Ich heiße Ki

Eine Filmkritik von Patrick Wellinski

Happy-Go-Lucky

Ki (Roma Gasiorowska) ist eine Abkürzung. Ki heißt eigentlich Kinga. Aber die Abkürzung ist das Mittel ihrer Wahl. Alles in ihrem Leben belegt die junge alleinerziehende Mutter mit Kürzeln. Ihren kleinen Sohn Piotr nennt sie nur Pio, außerdem braucht sie mal wieder einen Jo (steht für Job), denn ständig fehlt es an Geld. Nun ist in der polnischen Sprache der Trend zur Verkleinerung, zur Abkürzung und Verniedlichung keine Sache der Jugend.
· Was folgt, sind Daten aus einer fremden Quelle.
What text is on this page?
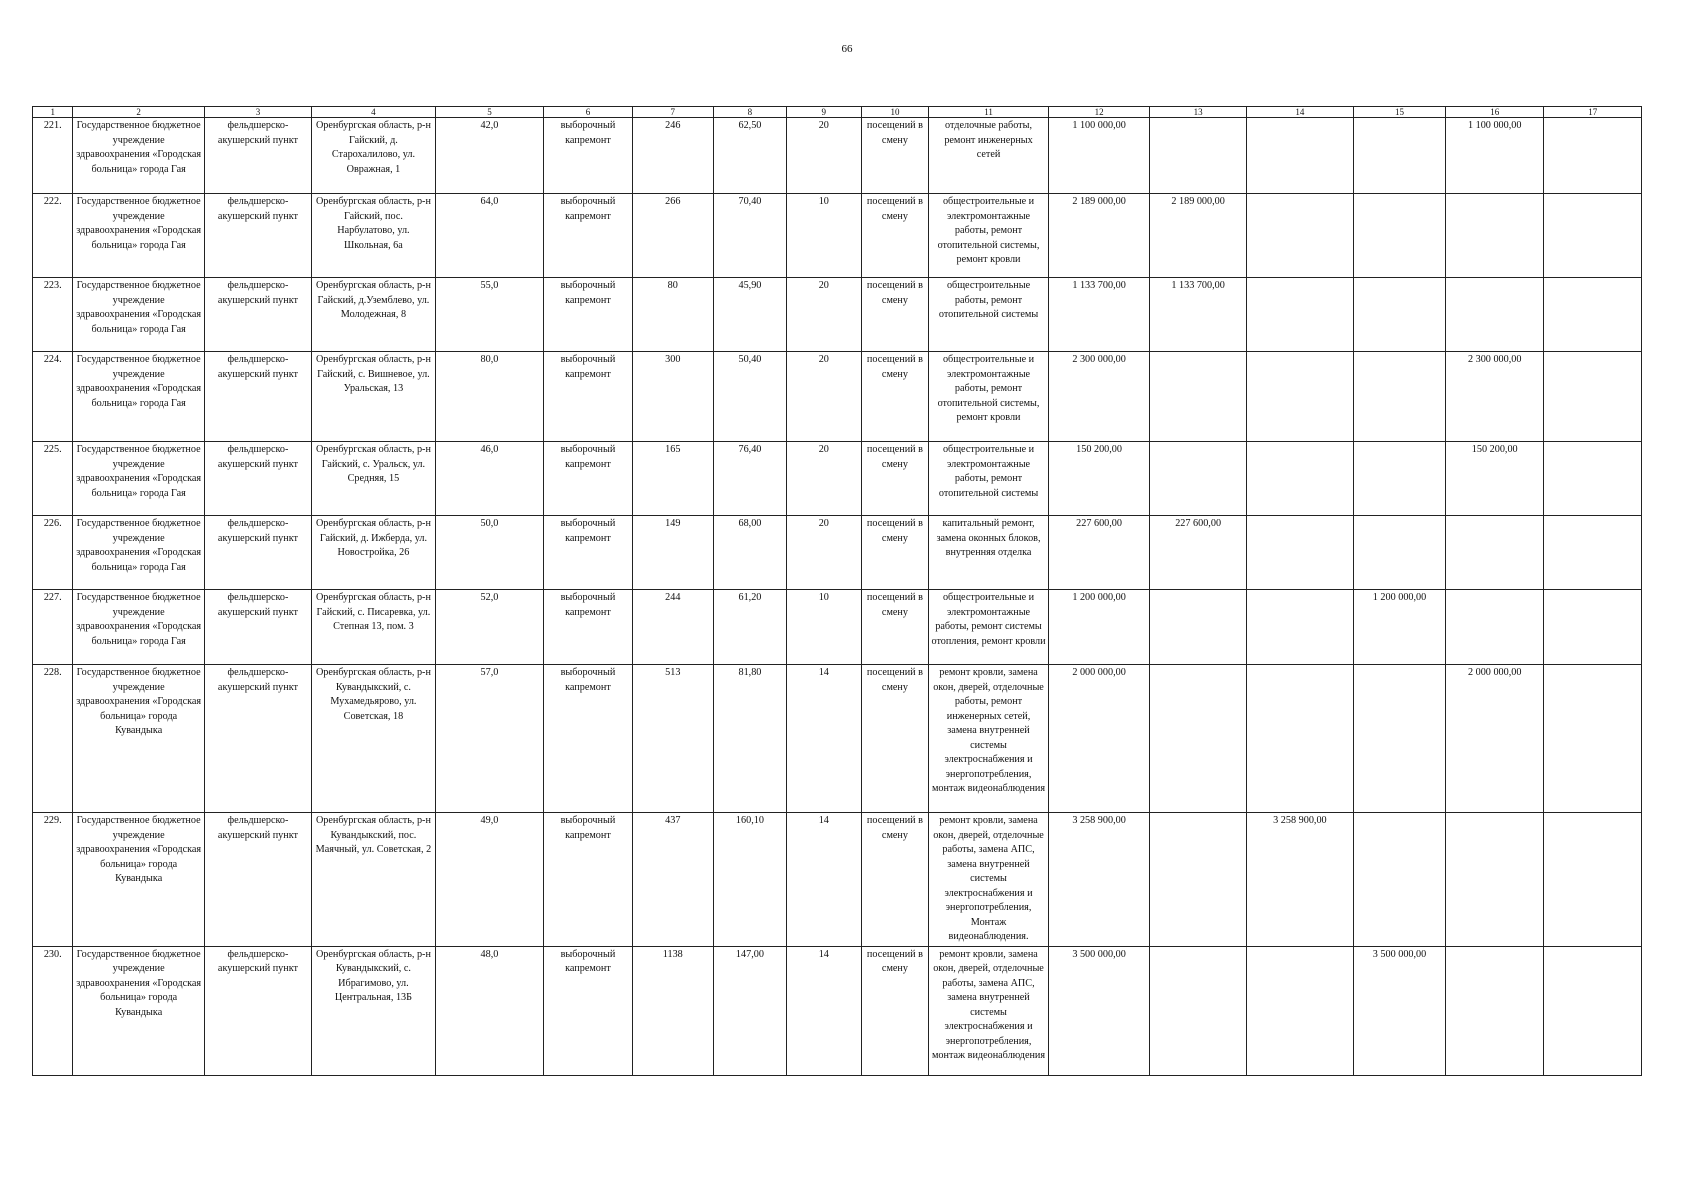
66
1	2	3	4	5	6	7	8	9	10	11	12	13	14	15	16	17
221.	Государственное бюджетное учреждение здравоохранения «Городская больница» города Гая	фельдшерско-акушерский пункт	Оренбургская область, р-н Гайский, д. Старохалилово, ул. Овражная, 1	42,0	выборочный капремонт	246	62,50	20	посещений в смену	отделочные работы, ремонт инженерных сетей	1 100 000,00				1 100 000,00	
222.	Государственное бюджетное учреждение здравоохранения «Городская больница» города Гая	фельдшерско-акушерский пункт	Оренбургская область, р-н Гайский, пос. Нарбулатово, ул. Школьная, 6а	64,0	выборочный капремонт	266	70,40	10	посещений в смену	общестроительные и электромонтажные работы, ремонт отопительной системы, ремонт кровли	2 189 000,00	2 189 000,00				
223.	Государственное бюджетное учреждение здравоохранения «Городская больница» города Гая	фельдшерско-акушерский пункт	Оренбургская область, р-н Гайский, д.Уземблево, ул. Молодежная, 8	55,0	выборочный капремонт	80	45,90	20	посещений в смену	общестроительные работы, ремонт отопительной системы	1 133 700,00	1 133 700,00				
224.	Государственное бюджетное учреждение здравоохранения «Городская больница» города Гая	фельдшерско-акушерский пункт	Оренбургская область, р-н Гайский, с. Вишневое, ул. Уральская, 13	80,0	выборочный капремонт	300	50,40	20	посещений в смену	общестроительные и электромонтажные работы, ремонт отопительной системы, ремонт кровли	2 300 000,00				2 300 000,00	
225.	Государственное бюджетное учреждение здравоохранения «Городская больница» города Гая	фельдшерско-акушерский пункт	Оренбургская область, р-н Гайский, с. Уральск, ул. Средняя, 15	46,0	выборочный капремонт	165	76,40	20	посещений в смену	общестроительные и электромонтажные работы, ремонт отопительной системы	150 200,00				150 200,00	
226.	Государственное бюджетное учреждение здравоохранения «Городская больница» города Гая	фельдшерско-акушерский пункт	Оренбургская область, р-н Гайский, д. Ижберда, ул. Новостройка, 26	50,0	выборочный капремонт	149	68,00	20	посещений в смену	капитальный ремонт, замена оконных блоков, внутренняя отделка	227 600,00	227 600,00				
227.	Государственное бюджетное учреждение здравоохранения «Городская больница» города Гая	фельдшерско-акушерский пункт	Оренбургская область, р-н Гайский, с. Писаревка, ул. Степная 13, пом. 3	52,0	выборочный капремонт	244	61,20	10	посещений в смену	общестроительные и электромонтажные работы, ремонт системы отопления, ремонт кровли	1 200 000,00			1 200 000,00		
228.	Государственное бюджетное учреждение здравоохранения «Городская больница» города Кувандыка	фельдшерско-акушерский пункт	Оренбургская область, р-н Кувандыкский, с. Мухамедьярово, ул. Советская, 18	57,0	выборочный капремонт	513	81,80	14	посещений в смену	ремонт кровли, замена окон, дверей, отделочные работы, ремонт инженерных сетей, замена внутренней системы электроснабжения и энергопотребления, монтаж видеонаблюдения	2 000 000,00				2 000 000,00	
229.	Государственное бюджетное учреждение здравоохранения «Городская больница» города Кувандыка	фельдшерско-акушерский пункт	Оренбургская область, р-н Кувандыкский, пос. Маячный, ул. Советская, 2	49,0	выборочный капремонт	437	160,10	14	посещений в смену	ремонт кровли, замена окон, дверей, отделочные работы, замена АПС, замена внутренней системы электроснабжения и энергопотребления, Монтаж видеонаблюдения.	3 258 900,00		3 258 900,00			
230.	Государственное бюджетное учреждение здравоохранения «Городская больница» города Кувандыка	фельдшерско-акушерский пункт	Оренбургская область, р-н Кувандыкский, с. Ибрагимово, ул. Центральная, 13Б	48,0	выборочный капремонт	1138	147,00	14	посещений в смену	ремонт кровли, замена окон, дверей, отделочные работы, замена АПС, замена внутренней системы электроснабжения и энергопотребления, монтаж видеонаблюдения	3 500 000,00			3 500 000,00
Alle machen es. Doch Ki ist dahingehend geradezu exzessiv. Als wären das kleine Zaubersprüche, mit denen sie ihren Alltag verzaubern kann. Denn Kis Welt ist bunt, grell, voller gespielter Leichtigkeit und Lockerheit.
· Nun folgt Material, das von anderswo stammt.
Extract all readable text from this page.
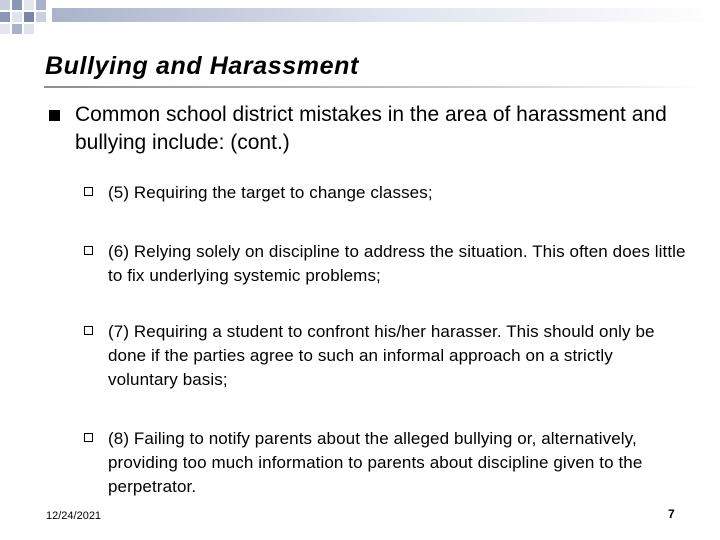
Bullying and Harassment
Common school district mistakes in the area of harassment and bullying include: (cont.)
(5) Requiring the target to change classes;
(6) Relying solely on discipline to address the situation. This often does little to fix underlying systemic problems;
(7) Requiring a student to confront his/her harasser. This should only be done if the parties agree to such an informal approach on a strictly voluntary basis;
(8) Failing to notify parents about the alleged bullying or, alternatively, providing too much information to parents about discipline given to the perpetrator.
12/24/2021	7
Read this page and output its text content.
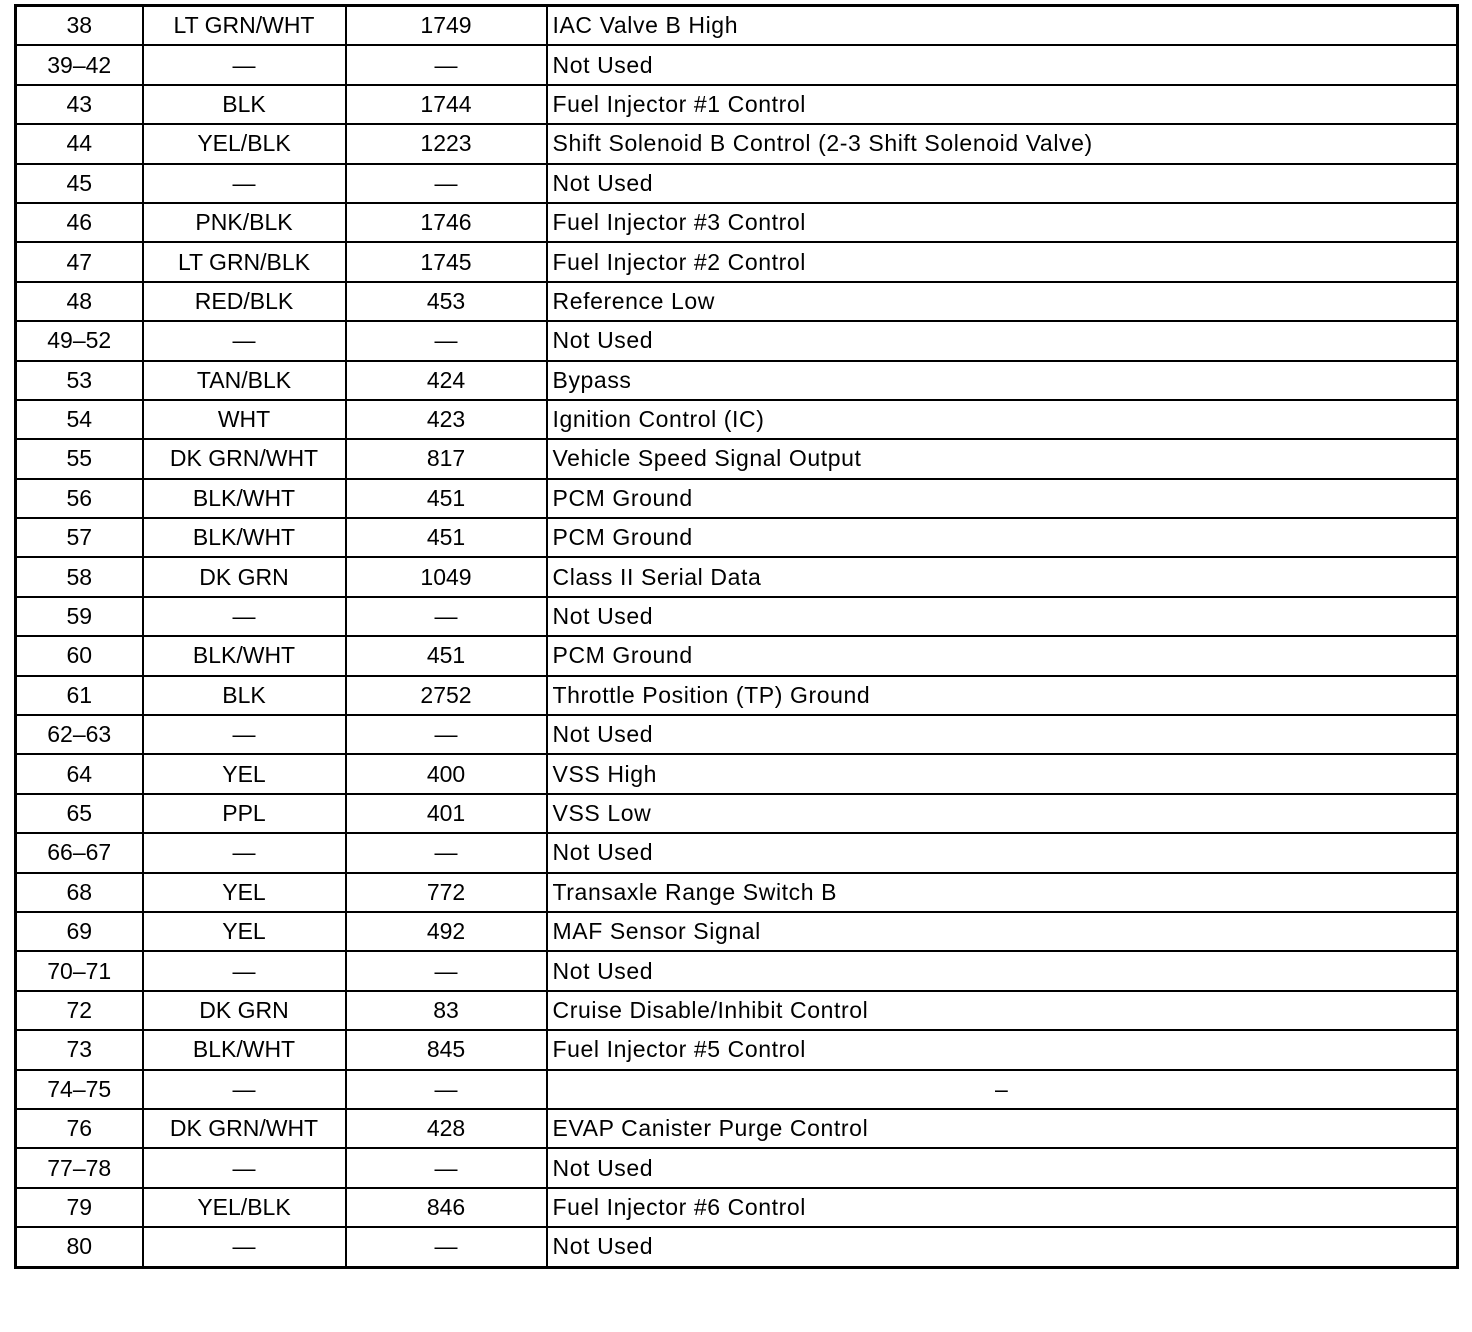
38	LT GRN/WHT	1749	IAC Valve B High
39–42	—	—	Not Used
43	BLK	1744	Fuel Injector #1 Control
44	YEL/BLK	1223	Shift Solenoid B Control (2-3 Shift Solenoid Valve)
45	—	—	Not Used
46	PNK/BLK	1746	Fuel Injector #3 Control
47	LT GRN/BLK	1745	Fuel Injector #2 Control
48	RED/BLK	453	Reference Low
49–52	—	—	Not Used
53	TAN/BLK	424	Bypass
54	WHT	423	Ignition Control (IC)
55	DK GRN/WHT	817	Vehicle Speed Signal Output
56	BLK/WHT	451	PCM Ground
57	BLK/WHT	451	PCM Ground
58	DK GRN	1049	Class II Serial Data
59	—	—	Not Used
60	BLK/WHT	451	PCM Ground
61	BLK	2752	Throttle Position (TP) Ground
62–63	—	—	Not Used
64	YEL	400	VSS High
65	PPL	401	VSS Low
66–67	—	—	Not Used
68	YEL	772	Transaxle Range Switch B
69	YEL	492	MAF Sensor Signal
70–71	—	—	Not Used
72	DK GRN	83	Cruise Disable/Inhibit Control
73	BLK/WHT	845	Fuel Injector #5 Control
74–75	—	—	–
76	DK GRN/WHT	428	EVAP Canister Purge Control
77–78	—	—	Not Used
79	YEL/BLK	846	Fuel Injector #6 Control
80	—	—	Not Used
Sie düst regelrecht durch ihren Alltag. Und wir mit ihr. Der Tag beginnt zu Hause. Irgendein Typ schleicht sich aus dem Schlafzimmer, sieht wie Ki gerade ihren kleinen Sohn füttert. Es ist nicht ganz klar, ob sie ihm letzte Nacht überhaupt gesagt hat, dass sie ein Kind hat. Sein Gesicht spricht eher vom Gegenteil. Dann rennt sie los zur Kunstakademie, wo sie als Modell ein bisschen was verdient. Jemand besorgt ihr einen Job als Go-Go-Tänzerin, doch sie merkt schnell, dass das nichts für sie ist und düst weiter.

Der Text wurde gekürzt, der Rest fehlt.